Çocukların artık ellerinde telefon olmazsa ve sosyal medyayı terk ederlerse, "çocukluğun geri kazanılacağını, çünkü şu anda çocukluk yok ediliyor" öngörüsünde bulunuyor.
Her iki velinin de öğretmen olduğunu ve hükümetin liderlik göstermesi için "bağırdıklarını" iddia ediyor.
"Ebeveynlerin bu konuda ne kadar baskı altında olduğunu çok iyi anlıyorum ve bu yüzden devletin devreye girip yardım etmesi gerekiyor," diyor ve ekliyor: "Şeyleri değiştirme gücümüz var.
"Bir şeyleri değiştirmeliyiz. Bu benim tutkuyla bağlı olduğum bir konu ve değişimi görene kadar durmayacağım."
Demokratik sürecin kalbinde geçirdiği on beş yıl, onun siyasete olan tutkusunu azaltmadı.
"Çok küçük yaşlardan itibaren milletvekili olmayı çok istiyordum." diye itiraf ediyor.
Kendini "çok şanslı" sayıyor, her zaman ne yapmak istediğini biliyor ama bu hırsın nereden kaynaklandığından emin değil.
"Bir şeyler yapma konusunda yanıp tutuşan çoğu insanla konuşursanız, bunun nereden geldiği her zaman net değildir," diye gözlemliyor. "John Major'ı gördüğümde ve onun bir devlet okulundan geldiğini ve bunun benim için de açık bir kariyer yolu olduğunu anladığımı çok net hatırlıyorum."
Yönetim danışmanı olarak çalıştı ve ardından bu becerilerini Muhafazakâr Parti modernleştiricisi Nick Boles liderliğindeki özel bir birimin parçası olarak kullanmak için "maaşında %50 kesintiye gitti". Bu birlik, David Cameron'ın 2010'da Muhafazakârları zafere taşıması durumunda partinin hızla yükselişe geçmesini sağlamakla görevliydi.
Muhafazakâr Parti ve Liberal Demokratlar tarihi koalisyonlarını kurduktan sonra, Kabine Ofisi'nde Francis Maude'a devletin maliyetini düşürme konusunda danışmanlık yaptı ve ardından Downing Caddesi'ndeki eğitim politikasının şekillenmesine yardımcı oldu.
Boris Johnson'ın 2019'daki ezici zaferinde Kent'teki Sevenoaks bölgesini kazandı ve emeklilik bakanı olarak görev yaptığı bir dönemin ardından Rishi Sunak onu Hazine Baş Sekreteri yaptı.
Cameron projesinin merkezinde yer alan biri olarak, Başbakan'ın 2016 Brexit sonucundan sonra istifa etmesinden pişmanlık duyuyor mu?
"Bu artık çok eski bir tarih" diyor.
Peki kendisini Nigel Farage'ın Reform UK'siyle koalisyonda bir partide hayal edebilir miydi? Bu soru da geçiştiriliyor.

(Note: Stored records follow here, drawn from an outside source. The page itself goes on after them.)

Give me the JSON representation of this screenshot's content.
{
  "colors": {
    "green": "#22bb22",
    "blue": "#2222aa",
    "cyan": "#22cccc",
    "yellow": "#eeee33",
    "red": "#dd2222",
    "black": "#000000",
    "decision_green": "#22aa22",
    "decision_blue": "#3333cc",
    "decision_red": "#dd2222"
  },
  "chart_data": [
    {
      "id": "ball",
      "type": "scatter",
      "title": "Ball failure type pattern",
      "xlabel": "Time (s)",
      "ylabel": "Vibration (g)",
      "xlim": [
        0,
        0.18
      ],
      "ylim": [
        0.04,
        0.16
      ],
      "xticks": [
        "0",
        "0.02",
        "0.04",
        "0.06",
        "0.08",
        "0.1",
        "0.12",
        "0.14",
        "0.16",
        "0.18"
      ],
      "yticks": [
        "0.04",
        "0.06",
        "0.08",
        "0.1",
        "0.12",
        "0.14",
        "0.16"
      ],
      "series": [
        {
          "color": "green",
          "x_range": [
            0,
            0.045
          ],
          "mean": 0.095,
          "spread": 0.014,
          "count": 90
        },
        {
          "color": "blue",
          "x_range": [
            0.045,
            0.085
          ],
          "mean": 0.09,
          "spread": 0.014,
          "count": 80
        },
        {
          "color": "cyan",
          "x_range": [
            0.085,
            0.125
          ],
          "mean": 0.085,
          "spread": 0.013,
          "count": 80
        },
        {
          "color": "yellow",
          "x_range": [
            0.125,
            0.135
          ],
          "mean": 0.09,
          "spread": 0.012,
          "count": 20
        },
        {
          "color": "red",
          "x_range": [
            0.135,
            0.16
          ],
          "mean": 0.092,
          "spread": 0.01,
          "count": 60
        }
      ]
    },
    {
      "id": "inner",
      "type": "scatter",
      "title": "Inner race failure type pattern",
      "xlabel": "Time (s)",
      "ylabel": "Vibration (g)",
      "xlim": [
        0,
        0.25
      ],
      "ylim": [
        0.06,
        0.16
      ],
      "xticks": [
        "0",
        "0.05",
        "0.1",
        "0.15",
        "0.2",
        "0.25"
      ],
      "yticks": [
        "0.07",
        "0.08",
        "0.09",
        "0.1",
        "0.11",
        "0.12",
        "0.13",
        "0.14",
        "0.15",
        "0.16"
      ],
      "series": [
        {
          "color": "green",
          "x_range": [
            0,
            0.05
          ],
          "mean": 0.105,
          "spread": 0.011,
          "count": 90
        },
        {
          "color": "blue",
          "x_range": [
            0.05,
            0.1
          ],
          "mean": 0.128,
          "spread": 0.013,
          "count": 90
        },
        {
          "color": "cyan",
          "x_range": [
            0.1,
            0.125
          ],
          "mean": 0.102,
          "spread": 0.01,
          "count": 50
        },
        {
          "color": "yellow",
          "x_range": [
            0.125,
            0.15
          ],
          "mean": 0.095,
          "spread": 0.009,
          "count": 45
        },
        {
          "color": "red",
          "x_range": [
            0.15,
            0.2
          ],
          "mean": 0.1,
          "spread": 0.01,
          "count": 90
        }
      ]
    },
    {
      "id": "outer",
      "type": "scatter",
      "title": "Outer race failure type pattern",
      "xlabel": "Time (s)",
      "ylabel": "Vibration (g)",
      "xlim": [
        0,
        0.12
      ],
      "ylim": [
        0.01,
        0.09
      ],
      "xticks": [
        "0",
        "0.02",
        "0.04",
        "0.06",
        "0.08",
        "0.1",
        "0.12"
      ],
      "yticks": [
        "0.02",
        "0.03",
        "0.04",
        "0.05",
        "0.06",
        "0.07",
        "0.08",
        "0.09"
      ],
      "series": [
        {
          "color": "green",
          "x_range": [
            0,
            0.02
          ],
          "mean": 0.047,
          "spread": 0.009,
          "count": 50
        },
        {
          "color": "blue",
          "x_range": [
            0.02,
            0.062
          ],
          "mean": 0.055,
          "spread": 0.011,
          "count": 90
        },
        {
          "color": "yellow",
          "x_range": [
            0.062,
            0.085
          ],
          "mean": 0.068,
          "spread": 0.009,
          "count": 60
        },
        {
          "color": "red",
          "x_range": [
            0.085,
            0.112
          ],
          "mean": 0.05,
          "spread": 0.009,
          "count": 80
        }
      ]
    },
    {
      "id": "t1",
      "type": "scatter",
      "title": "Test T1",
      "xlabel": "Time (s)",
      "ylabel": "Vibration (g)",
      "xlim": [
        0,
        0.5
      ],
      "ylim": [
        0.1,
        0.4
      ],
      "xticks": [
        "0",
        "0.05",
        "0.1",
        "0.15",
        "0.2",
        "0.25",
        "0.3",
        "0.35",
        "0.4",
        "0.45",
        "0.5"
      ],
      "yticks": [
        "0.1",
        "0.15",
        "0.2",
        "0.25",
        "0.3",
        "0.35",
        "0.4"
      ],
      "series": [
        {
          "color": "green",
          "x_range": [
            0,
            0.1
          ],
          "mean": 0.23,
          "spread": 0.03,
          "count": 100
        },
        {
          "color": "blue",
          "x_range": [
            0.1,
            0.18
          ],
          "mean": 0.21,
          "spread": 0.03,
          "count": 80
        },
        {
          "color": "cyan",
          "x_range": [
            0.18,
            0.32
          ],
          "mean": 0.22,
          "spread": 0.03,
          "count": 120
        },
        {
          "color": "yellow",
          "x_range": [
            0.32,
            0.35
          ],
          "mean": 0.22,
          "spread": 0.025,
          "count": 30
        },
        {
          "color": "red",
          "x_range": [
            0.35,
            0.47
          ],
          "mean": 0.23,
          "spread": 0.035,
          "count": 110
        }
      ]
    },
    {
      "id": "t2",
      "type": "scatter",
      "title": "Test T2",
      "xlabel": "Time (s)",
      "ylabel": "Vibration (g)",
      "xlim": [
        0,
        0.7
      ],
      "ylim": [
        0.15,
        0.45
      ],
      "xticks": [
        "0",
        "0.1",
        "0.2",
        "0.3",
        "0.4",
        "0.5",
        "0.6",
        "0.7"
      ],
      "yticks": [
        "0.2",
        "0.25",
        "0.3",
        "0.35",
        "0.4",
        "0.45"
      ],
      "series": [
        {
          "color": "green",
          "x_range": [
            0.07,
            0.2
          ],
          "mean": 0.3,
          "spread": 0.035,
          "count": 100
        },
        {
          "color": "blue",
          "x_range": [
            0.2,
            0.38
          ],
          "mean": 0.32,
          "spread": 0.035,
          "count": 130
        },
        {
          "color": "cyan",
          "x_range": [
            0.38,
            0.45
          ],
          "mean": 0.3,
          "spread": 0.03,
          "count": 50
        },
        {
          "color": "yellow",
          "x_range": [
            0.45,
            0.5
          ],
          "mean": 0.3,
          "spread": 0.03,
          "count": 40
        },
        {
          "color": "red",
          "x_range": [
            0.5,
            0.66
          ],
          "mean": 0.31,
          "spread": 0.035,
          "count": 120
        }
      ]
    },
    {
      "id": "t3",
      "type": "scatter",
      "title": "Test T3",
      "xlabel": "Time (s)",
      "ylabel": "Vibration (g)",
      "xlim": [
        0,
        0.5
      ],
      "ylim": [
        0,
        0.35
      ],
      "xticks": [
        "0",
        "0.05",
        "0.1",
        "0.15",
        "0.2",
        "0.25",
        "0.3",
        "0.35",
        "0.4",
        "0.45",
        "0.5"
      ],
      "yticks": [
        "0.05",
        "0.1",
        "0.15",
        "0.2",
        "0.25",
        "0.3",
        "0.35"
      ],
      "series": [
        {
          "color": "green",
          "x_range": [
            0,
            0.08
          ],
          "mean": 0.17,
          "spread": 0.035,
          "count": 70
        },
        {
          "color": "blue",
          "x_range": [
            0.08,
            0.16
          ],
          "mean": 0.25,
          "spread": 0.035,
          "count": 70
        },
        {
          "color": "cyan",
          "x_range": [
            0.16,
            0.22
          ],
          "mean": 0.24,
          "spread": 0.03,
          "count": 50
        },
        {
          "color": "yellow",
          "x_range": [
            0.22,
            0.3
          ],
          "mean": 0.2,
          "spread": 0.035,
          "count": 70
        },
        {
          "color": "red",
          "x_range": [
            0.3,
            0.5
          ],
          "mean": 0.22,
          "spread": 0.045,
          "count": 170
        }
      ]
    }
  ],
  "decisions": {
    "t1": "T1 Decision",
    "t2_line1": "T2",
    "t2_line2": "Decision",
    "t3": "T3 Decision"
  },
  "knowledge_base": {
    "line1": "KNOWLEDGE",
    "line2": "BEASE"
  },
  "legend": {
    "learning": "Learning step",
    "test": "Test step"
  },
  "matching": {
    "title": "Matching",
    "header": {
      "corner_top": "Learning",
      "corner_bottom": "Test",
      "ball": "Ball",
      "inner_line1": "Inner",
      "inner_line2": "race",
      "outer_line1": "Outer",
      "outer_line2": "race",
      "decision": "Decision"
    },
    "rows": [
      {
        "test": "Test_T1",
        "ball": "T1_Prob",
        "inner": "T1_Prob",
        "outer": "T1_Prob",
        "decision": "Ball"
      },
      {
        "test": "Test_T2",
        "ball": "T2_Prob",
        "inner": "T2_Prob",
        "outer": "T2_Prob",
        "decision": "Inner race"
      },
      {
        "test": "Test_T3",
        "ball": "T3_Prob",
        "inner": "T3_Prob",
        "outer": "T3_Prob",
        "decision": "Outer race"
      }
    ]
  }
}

"Bunlar benim maaş seviyemin üzerinde kararlar," diyor. "Şu anda sadece işime bakıyorum."
Bayan Trott, Muhafazakâr Parti'nin popülist rakiplerine nasıl karşı koyması gerektiği konusunu tartışmaktan da aynı derecede çekiniyor. Tıpkı David Cameron'ın Gordon Brown'ı Downing Sokağı'ndan kovması gibi, o da İşçi Partisi'ne karşı çıkıp onu devirmeye odaklanmak istiyor.
"Onlar iktidarda olan insanlar ve aldıkları kararlarla bu ülkeyi mahvediyorlar. Bizim görevimiz de her fırsatta onlarla olabildiğince mücadele etmek," diyor. "Emeklilere neler yaptıklarına bakın.

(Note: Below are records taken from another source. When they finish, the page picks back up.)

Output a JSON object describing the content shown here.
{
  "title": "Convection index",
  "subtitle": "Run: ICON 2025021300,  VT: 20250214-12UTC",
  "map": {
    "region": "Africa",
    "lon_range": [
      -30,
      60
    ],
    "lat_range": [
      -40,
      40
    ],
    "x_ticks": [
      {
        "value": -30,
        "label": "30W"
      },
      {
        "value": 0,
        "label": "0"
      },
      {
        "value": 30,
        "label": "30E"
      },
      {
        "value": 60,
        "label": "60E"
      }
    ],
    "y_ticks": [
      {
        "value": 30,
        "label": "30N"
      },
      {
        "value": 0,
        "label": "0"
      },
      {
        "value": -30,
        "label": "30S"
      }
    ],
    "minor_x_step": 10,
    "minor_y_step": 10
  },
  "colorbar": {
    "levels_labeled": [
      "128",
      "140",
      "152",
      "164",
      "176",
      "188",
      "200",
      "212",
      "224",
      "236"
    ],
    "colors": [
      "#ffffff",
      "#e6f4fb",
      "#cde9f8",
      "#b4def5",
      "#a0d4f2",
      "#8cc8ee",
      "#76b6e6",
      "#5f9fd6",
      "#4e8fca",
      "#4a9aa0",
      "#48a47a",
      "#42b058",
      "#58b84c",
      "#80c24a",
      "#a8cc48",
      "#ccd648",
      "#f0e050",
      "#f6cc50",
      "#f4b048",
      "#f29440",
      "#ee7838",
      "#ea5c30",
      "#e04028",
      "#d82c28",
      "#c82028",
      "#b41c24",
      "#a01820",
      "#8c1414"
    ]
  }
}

"Çiftçilere neler yaptıklarına bakın. Ekonomiye neler yaptıklarına bakın.
"Sadece bir yılda verdikleri zarar olağanüstü. Seçmenlerimizin çıkarlarını gözetmeye ve İşçi Partisi'yle mücadele etmeye odaklanmalıyız.
"Bence geri kalan her şey dikkat dağıtıcı."
İşçi Partisi'nin tek dönem içinde iktidardan düşeceğini, "eğer dünyada adalet varsa" diyor.
İktidar kaybı, Hazine Bakanlığı'nı Elizabeth Kulesi'nin karşısındaki Portcullis House'da küçük bir ofisle değiştirmek zorunda kalması anlamına geliyordu. Ancak milletvekili olarak yaptığı işten bir neşe duygusu taşıyor.
"Avam Kamarası'na her gün geldiğimde kendimi hala şanslı hissediyorum" diyor.
Ofisi Westminster Sarayı'na bakıyor. Bu Gotik mimari harikasının muhteşem bir manzarası var, ancak Bayan Trott'un tek hedefi partisini yeniden iktidara getirmek.
Muhafazakar Parti liderine karşı çok sıcak sözler söyledi.
"Bakın, Kemi harika. Yaptığı işe tutkuyla bağlı, ilkeli bir politikacı.
"Zor konuları ele almaktan korkmuyor ve gerçekten önemsiyor."
Ve şu anda, Hükümeti İngiltere'deki akademiler için yaptığı planlardan vazgeçmeye ikna etmeye çalışıyor.
"İnsanlar U dönüşünü bir günde unutur," diye ısrar ediyor. "Tek yapmaları gereken bu ülkedeki standartları yok etmemek."